Only now, at age 57, did Struth feel the time had come for him to see the Holy Land. He traveled here at the invitation of French-Jewish photographer Frederic Brenner, who recruited him to his project, involving an elite team of photographers chosen to document the country.
With the means and funds that the project placed at his disposal, Struth was able to travel the length and breadth of Israel and the West Bank in search for appropriate sites to photograph. The list he chose included the Golan Heights, where this image was captured, the Negev, Tel Aviv, Hebron, Masada and Ramallah.
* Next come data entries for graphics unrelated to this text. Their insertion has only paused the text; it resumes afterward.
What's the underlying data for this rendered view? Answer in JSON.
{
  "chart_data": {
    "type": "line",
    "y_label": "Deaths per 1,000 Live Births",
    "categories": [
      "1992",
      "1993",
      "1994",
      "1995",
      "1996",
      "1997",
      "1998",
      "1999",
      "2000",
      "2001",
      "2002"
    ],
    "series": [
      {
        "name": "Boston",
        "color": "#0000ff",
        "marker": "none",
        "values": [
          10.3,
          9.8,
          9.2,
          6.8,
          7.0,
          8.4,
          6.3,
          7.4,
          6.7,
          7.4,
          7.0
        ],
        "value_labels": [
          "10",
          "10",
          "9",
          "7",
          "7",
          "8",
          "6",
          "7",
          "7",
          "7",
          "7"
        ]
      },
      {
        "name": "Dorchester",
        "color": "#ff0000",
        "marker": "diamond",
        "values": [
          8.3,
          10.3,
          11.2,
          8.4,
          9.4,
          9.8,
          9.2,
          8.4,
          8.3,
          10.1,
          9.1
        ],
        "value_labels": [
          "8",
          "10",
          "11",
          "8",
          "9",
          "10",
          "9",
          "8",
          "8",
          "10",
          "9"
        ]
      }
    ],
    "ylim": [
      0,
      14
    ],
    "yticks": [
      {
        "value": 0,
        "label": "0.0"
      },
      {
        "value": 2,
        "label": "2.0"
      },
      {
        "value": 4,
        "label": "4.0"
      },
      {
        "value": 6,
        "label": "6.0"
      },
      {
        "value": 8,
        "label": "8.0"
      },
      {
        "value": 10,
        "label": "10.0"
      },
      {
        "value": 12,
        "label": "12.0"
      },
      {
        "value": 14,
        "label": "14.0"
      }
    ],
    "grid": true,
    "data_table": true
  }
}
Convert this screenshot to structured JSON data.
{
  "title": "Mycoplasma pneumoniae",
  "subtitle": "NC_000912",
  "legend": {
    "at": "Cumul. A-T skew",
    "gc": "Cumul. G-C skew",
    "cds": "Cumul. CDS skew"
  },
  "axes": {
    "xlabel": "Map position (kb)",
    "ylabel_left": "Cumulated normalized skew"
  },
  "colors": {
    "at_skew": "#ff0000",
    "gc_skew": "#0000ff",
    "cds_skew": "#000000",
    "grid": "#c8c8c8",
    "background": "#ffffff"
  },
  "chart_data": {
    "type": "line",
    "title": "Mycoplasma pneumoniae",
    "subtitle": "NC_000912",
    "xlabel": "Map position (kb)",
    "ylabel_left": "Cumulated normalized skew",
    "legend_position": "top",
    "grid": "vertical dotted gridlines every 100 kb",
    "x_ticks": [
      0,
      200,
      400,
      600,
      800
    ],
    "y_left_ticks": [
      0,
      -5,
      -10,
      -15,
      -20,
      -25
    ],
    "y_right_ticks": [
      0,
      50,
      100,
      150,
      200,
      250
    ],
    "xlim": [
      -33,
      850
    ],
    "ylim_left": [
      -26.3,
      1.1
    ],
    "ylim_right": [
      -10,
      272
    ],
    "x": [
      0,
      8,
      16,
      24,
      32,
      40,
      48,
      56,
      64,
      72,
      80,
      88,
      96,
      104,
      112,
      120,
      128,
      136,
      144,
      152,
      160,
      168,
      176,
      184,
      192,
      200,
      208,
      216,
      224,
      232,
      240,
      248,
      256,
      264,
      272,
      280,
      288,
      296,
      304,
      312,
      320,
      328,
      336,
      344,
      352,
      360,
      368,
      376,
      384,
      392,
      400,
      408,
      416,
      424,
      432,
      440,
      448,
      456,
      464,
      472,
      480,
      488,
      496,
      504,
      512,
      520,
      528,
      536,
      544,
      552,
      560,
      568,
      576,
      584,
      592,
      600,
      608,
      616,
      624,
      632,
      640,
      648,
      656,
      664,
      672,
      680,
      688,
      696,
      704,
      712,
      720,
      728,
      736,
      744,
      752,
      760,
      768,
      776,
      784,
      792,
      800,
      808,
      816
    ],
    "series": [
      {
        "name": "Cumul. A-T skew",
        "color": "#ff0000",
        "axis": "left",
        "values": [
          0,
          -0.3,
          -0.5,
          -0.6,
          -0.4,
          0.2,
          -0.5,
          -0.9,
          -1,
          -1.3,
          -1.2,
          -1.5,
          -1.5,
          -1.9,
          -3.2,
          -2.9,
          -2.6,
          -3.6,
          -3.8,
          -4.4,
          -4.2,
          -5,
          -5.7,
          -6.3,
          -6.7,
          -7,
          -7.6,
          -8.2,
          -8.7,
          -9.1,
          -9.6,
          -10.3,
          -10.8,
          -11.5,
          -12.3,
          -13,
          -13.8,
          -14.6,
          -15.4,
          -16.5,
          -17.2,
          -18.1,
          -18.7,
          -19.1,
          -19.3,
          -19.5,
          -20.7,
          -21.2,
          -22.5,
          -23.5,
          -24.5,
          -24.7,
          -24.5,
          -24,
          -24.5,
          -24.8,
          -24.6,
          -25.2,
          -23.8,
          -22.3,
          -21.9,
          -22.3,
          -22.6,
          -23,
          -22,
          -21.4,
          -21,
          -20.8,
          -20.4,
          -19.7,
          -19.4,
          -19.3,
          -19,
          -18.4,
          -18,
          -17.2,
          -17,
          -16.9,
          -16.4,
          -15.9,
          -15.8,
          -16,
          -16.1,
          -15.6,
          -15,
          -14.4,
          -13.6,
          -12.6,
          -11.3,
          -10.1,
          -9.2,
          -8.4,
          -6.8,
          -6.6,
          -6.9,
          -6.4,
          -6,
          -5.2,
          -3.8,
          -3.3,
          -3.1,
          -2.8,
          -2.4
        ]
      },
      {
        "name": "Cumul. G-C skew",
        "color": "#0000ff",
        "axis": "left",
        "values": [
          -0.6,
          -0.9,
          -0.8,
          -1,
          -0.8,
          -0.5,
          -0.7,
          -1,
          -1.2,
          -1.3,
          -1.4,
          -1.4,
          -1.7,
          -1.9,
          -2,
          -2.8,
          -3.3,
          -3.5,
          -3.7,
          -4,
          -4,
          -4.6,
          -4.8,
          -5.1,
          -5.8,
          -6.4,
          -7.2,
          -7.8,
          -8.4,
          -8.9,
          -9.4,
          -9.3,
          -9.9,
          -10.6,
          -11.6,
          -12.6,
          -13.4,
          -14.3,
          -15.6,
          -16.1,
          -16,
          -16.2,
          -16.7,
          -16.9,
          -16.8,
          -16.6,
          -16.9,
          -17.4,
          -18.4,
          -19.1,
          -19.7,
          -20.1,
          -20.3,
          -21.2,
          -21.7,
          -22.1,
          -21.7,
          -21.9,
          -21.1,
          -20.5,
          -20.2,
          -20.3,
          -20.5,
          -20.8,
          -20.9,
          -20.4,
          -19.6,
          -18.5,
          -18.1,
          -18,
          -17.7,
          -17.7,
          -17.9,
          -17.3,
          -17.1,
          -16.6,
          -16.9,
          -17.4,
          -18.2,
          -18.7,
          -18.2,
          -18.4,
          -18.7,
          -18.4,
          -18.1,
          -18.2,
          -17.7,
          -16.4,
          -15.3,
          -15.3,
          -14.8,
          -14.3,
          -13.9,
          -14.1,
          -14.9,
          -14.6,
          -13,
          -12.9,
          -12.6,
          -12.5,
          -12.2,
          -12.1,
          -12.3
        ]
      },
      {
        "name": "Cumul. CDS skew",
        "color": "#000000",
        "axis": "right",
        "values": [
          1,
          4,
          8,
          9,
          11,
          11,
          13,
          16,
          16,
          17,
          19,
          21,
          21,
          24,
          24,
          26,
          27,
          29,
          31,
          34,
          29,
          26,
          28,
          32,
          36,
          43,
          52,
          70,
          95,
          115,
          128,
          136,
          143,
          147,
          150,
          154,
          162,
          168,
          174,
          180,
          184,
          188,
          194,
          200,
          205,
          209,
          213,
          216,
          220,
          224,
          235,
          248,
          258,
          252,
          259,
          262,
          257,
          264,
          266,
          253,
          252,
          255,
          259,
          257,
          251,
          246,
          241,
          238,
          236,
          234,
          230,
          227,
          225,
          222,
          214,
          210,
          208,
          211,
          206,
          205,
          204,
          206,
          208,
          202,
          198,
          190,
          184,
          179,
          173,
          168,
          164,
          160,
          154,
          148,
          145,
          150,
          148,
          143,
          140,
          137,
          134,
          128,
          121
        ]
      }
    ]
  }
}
When Brenner explained to him that he wanted a "different picture" of Israel, Struth was not sure what he meant. Would the eyes of strangers, he wondered, see something in Israel beyond the conflict and Zionism?
Struth still does not know what Brenner meant by a "different picture."
Nonetheless, he managed to find his place easily in the project. Generally speaking, he observes, whenever you work in a group framework, irrespective of the way it functions, a leader will always emerge. Although Brenner took that role initially, he began also to photograph just like all the members of the team that he himself recruited. Struth was not flustered by the prospect of working with other seasoned photographers. As a teenager, he was a member of several rock groups and, after that experience, he says, he has no trouble being a team member - as long as he has to act like one only once every 20 years, he quips.
Asked to sum up his visit to Israel, he responds with an emotional monologue. He asks himself why Palestinians and Israelis are still stuck in their conflict, and advises both sides to get out of the corner they have painted themselves into. In his view, both sides are refusing to consider solutions that are really much easier than they think.